On the same day, an Accra trader put the cedi at 3.82 against the dollar.
“This week the cedi could hold firm against the dollar at least, and may likely extend the gains it has made in the last few days of last week, as dollar supply to the market remains consistent,” Joseph Amponsah of Dortis Research told Reuters in Accra.
The government launched a Eurobond at a 10.75 per cent coupon rate this month and signed a $1.8 billion loan deal in Paris in September for 2015/16 crop purchases.
Both of these factors should support the cedi in the months ahead.
The naira is expected to hold steady against the dollar this week as the central bank tightens requirements for foreign exchange trading to support the local currency on both the official interbank and parallel markets.
The regulator said last week it would start to verify customers’ bank biometric identification by November 1, as part of dollar requests.
Operators said the move was meant to help the central bank trace all transactions in the foreign exchange market in a bid to curb speculation.
The naira was trading at 225 to the dollar on the parallel market last week, the same level it closed the previous week, while the local currency appreciated marginally to 196.98 to the dollar on the official interbank market against 197 to the dollar set last Monday, traders said.
The exchange rate of the naira is pegged at the official window in the wake of falling global oil price to preserve hard currency reserves in Africa’s top economy.
The Kenyan shilling is expected to strengthen, mainly due to unusually high government debt yields attracting dollar inflows from foreign investors.

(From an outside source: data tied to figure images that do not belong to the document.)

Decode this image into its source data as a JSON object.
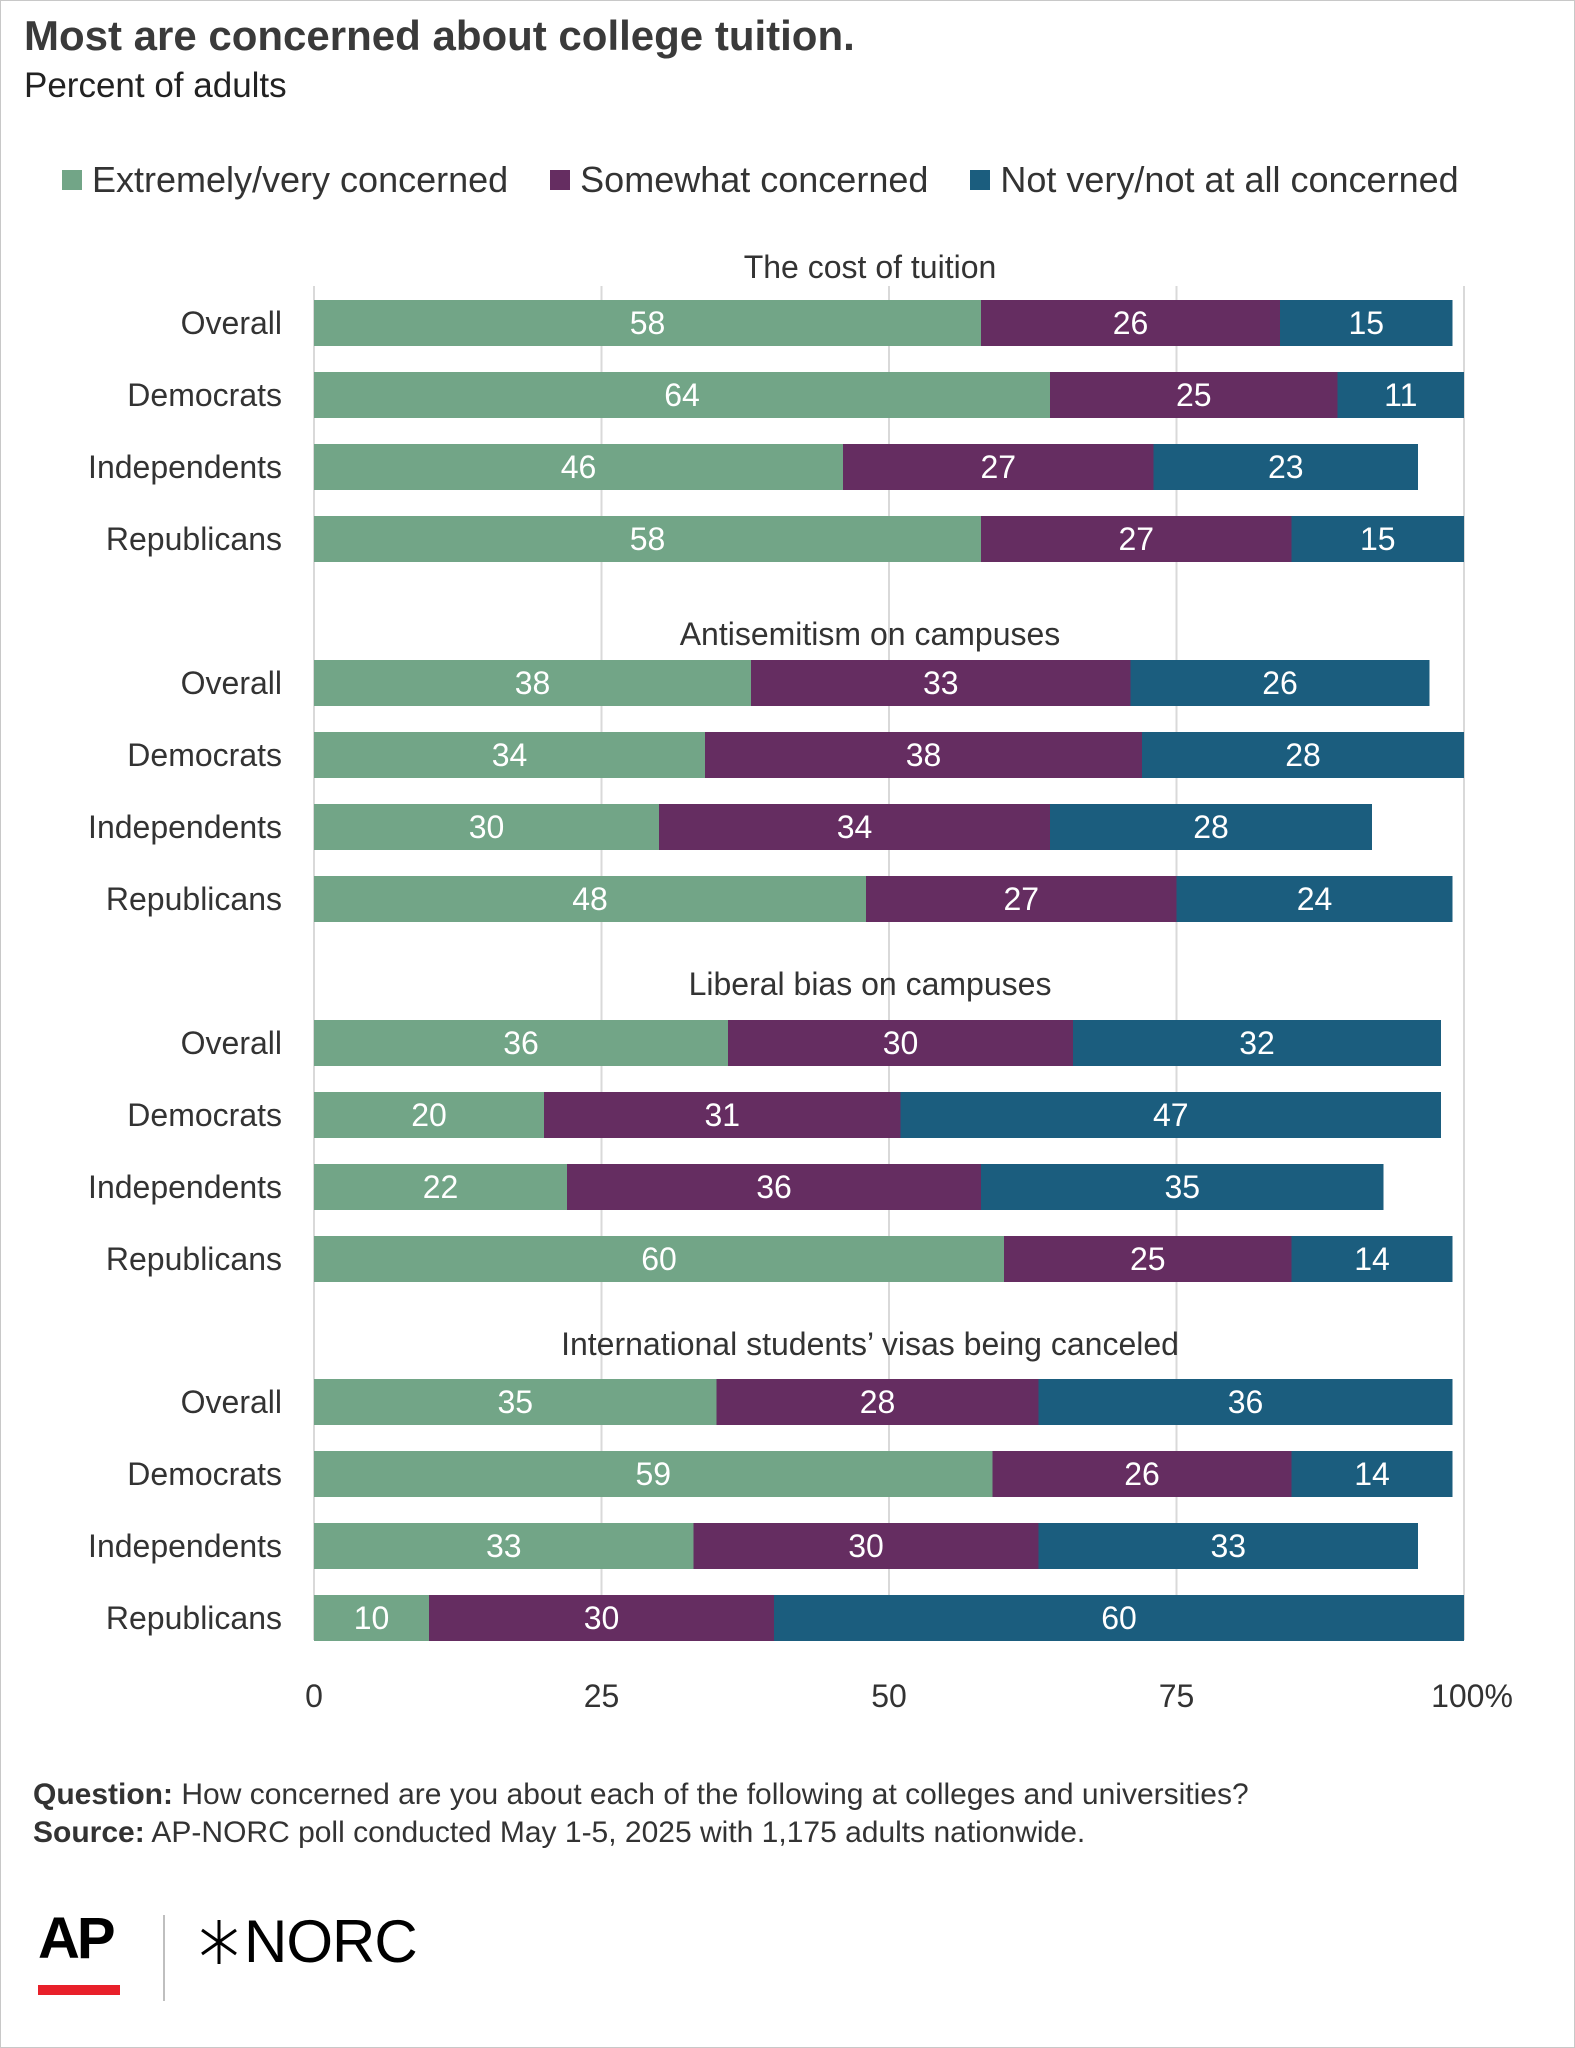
{
  "title": "Most are concerned about college tuition.",
  "subtitle": "Percent of adults",
  "legend": [
    {
      "label": "Extremely/very concerned",
      "color": "#72a587"
    },
    {
      "label": "Somewhat concerned",
      "color": "#652d61"
    },
    {
      "label": "Not very/not at all concerned",
      "color": "#1b5d7e"
    }
  ],
  "notes": {
    "question_label": "Question:",
    "question_text": "How concerned are you about each of the following at colleges and universities?",
    "source_label": "Source:",
    "source_text": "AP-NORC poll conducted May 1-5, 2025 with 1,175 adults nationwide."
  },
  "logos": {
    "ap": "AP",
    "norc": "NORC"
  },
  "chart_data": {
    "type": "bar",
    "orientation": "horizontal",
    "stacked": true,
    "xlim": [
      0,
      100
    ],
    "x_ticks": [
      "0",
      "25",
      "50",
      "75",
      "100%"
    ],
    "grid": true,
    "legend_position": "top",
    "series_names": [
      "Extremely/very concerned",
      "Somewhat concerned",
      "Not very/not at all concerned"
    ],
    "colors": [
      "#72a587",
      "#652d61",
      "#1b5d7e"
    ],
    "panels": [
      {
        "title": "The cost of tuition",
        "rows": [
          {
            "label": "Overall",
            "values": [
              58,
              26,
              15
            ]
          },
          {
            "label": "Democrats",
            "values": [
              64,
              25,
              11
            ]
          },
          {
            "label": "Independents",
            "values": [
              46,
              27,
              23
            ]
          },
          {
            "label": "Republicans",
            "values": [
              58,
              27,
              15
            ]
          }
        ]
      },
      {
        "title": "Antisemitism on campuses",
        "rows": [
          {
            "label": "Overall",
            "values": [
              38,
              33,
              26
            ]
          },
          {
            "label": "Democrats",
            "values": [
              34,
              38,
              28
            ]
          },
          {
            "label": "Independents",
            "values": [
              30,
              34,
              28
            ]
          },
          {
            "label": "Republicans",
            "values": [
              48,
              27,
              24
            ]
          }
        ]
      },
      {
        "title": "Liberal bias on campuses",
        "rows": [
          {
            "label": "Overall",
            "values": [
              36,
              30,
              32
            ]
          },
          {
            "label": "Democrats",
            "values": [
              20,
              31,
              47
            ]
          },
          {
            "label": "Independents",
            "values": [
              22,
              36,
              35
            ]
          },
          {
            "label": "Republicans",
            "values": [
              60,
              25,
              14
            ]
          }
        ]
      },
      {
        "title": "International students’ visas being canceled",
        "rows": [
          {
            "label": "Overall",
            "values": [
              35,
              28,
              36
            ]
          },
          {
            "label": "Democrats",
            "values": [
              59,
              26,
              14
            ]
          },
          {
            "label": "Independents",
            "values": [
              33,
              30,
              33
            ]
          },
          {
            "label": "Republicans",
            "values": [
              10,
              30,
              60
            ]
          }
        ]
      }
    ]
  }
}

The shilling was trading at 101.80/102.00 per dollar last Thursday, up from 103.00/10 at the previous Thursday’s close.
“We’ve seen massive inflows from people coming in for treasury bills,” said a trader at one Nairobi-based commercial bank, referring to foreign investors who have been attracted by interest rates of more than 20 per cent, far above what Kenya usually pays for short-term debt.
The strengthening will continue as long as the yields remain high, the trader said. The local currency is also expected to get a boost next month as companies buy dollars to meet their end-month costs.